The suit stems from the county’s rejection in January 2010 of a request from the Irshad board for a permit to operate a religious facility in a former day care center on 75th Street east of Naper Boulevard. Included in the complaint is an assertion that the county deprived Irshad of its First Amendment and due process rights when it turned down the request with a 10-7 vote.
The filing cites provisions under the Religious Land Use and Institutionalized Persons Act of 2000 that it asserts were violated by the board decision.
Seventeen County Board and Zoning Board of Appeals members who opposed the request were among those named in the original suit, but Pallmeyer last year excused the individual defendants, saying they enjoy “absolute quasi-judicial immunity.”
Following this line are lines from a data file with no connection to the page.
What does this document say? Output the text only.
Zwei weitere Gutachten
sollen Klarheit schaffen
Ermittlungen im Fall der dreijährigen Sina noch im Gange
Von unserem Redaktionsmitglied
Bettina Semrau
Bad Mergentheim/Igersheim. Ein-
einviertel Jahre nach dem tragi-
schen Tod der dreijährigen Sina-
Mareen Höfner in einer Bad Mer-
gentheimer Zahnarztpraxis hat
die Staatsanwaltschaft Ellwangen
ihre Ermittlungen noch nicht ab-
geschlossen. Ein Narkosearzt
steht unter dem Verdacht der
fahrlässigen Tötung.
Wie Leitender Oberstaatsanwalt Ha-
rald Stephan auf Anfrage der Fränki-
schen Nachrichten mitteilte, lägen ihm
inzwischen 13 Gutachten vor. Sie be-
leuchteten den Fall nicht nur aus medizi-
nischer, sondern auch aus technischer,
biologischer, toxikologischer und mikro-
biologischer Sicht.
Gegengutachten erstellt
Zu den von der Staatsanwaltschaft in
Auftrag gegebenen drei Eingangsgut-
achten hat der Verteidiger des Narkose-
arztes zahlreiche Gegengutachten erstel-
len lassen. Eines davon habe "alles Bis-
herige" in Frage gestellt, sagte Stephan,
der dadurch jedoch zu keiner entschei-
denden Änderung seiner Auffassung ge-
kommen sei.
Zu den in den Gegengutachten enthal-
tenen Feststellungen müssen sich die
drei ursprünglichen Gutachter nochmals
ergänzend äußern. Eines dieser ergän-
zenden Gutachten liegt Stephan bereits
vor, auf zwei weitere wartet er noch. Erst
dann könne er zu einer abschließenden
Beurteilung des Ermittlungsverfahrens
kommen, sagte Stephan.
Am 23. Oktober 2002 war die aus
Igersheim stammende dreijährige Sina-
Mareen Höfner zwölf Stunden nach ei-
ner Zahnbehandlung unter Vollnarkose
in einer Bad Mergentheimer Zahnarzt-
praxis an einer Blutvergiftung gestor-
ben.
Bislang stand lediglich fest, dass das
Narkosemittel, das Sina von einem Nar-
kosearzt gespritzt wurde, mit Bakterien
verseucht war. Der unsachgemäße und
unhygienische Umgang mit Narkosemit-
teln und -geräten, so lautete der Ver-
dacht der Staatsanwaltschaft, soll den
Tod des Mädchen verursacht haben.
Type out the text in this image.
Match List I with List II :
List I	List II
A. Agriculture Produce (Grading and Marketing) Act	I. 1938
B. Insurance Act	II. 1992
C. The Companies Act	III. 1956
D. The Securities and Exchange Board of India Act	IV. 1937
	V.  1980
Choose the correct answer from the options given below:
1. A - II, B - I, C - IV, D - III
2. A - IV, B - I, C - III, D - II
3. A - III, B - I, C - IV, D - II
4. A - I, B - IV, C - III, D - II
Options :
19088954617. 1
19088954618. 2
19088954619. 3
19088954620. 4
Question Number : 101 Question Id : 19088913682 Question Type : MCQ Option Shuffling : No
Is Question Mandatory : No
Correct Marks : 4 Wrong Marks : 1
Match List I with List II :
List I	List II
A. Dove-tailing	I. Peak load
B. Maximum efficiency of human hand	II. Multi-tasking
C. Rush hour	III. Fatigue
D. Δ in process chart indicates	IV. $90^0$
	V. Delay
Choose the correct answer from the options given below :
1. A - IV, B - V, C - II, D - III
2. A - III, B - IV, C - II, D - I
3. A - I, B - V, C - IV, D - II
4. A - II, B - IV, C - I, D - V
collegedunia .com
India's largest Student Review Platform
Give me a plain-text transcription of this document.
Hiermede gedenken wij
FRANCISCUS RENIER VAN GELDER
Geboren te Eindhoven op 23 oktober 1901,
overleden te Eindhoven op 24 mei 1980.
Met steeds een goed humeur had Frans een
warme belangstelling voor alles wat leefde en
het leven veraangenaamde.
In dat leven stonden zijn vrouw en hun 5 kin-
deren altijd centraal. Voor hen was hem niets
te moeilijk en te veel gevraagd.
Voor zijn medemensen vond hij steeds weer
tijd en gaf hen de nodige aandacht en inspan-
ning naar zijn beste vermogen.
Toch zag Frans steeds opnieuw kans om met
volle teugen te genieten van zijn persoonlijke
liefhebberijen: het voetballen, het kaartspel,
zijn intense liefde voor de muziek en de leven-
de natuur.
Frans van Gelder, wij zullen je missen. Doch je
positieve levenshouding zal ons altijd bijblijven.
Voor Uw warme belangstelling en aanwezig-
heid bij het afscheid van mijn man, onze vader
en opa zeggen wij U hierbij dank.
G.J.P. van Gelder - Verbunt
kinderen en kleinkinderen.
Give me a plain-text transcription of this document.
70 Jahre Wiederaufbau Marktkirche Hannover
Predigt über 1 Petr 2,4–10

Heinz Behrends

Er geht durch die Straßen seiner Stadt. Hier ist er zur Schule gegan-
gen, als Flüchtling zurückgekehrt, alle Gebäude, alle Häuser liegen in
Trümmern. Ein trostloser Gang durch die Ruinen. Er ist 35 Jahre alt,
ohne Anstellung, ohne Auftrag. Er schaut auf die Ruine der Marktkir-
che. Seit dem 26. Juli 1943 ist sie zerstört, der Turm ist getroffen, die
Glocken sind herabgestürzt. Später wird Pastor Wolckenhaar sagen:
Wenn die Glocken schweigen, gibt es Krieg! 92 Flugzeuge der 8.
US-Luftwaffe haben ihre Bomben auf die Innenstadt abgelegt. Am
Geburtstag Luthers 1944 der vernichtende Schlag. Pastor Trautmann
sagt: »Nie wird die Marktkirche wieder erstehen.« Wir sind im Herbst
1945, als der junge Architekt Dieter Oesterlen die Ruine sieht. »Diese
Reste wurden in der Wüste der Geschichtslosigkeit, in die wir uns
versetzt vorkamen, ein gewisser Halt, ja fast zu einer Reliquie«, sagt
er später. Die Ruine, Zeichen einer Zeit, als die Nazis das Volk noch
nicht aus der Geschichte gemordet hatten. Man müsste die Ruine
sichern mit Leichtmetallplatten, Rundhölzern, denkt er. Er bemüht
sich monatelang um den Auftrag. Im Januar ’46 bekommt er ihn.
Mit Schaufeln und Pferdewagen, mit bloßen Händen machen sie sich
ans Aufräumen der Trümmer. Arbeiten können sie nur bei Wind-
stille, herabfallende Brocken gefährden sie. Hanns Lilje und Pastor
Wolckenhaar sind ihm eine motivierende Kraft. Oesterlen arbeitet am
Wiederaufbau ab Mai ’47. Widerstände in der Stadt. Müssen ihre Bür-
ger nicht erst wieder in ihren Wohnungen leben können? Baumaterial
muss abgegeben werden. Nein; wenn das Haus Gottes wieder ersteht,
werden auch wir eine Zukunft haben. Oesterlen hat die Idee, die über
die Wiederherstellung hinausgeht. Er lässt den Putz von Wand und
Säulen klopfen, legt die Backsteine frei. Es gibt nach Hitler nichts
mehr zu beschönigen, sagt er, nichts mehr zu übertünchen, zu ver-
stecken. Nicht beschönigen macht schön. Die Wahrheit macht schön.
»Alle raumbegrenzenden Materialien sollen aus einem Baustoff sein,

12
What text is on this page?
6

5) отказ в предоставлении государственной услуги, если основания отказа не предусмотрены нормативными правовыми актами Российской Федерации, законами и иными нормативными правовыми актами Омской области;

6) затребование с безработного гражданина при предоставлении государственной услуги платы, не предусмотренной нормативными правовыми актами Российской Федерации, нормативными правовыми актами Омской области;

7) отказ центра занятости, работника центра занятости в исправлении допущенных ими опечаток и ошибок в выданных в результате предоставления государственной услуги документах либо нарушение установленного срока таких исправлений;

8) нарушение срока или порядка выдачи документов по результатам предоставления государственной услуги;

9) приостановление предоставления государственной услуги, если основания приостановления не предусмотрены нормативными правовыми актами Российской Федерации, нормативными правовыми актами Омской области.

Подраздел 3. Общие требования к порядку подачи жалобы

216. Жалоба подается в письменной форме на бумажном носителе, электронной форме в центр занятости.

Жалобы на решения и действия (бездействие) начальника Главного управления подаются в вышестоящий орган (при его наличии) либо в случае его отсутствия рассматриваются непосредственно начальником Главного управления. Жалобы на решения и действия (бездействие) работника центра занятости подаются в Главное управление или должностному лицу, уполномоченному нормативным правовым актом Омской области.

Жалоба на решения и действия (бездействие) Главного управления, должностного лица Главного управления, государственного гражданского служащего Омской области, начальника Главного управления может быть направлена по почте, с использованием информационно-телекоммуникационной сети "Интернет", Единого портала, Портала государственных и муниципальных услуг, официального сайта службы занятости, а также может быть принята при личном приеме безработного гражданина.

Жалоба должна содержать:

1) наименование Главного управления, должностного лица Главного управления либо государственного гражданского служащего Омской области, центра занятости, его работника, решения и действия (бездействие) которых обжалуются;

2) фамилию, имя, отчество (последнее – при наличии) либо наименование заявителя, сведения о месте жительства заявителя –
Attorneys for both parties have spent much of the past 2 1/2 years gathering depositions from those named in the initial complaint. The office of DuPage County State’s Attorney Bob Berlin, which is representing the county in the case, had no comment on the case this week.
The Irshad center’s board, comprised of Naperville and Lisle residents, wants a permanent nearby site for its three dozen families, who now gather in borrowed space at a local church. Court documents indicate that the Irshad board bought the property understanding that their use would be subject to the same regulations that applied to the child care facility.
A second suit in process that accuses the county of religious bias against a Muslim group is a complaint from the Islamic Center of the Western Suburbs. That organization filed a suit in August that also alleges its rights under the Religious Land Use and Institutionalized Persons Act were violated when the board earlier this year declined to grant a permit for a worship center in a former home on Army Trail Road near West Chicago.
In both cases, residents near the sites had turned out to air their opposition to the plans, saying they anticipated problems with traffic, noise, possible flooding and other issues.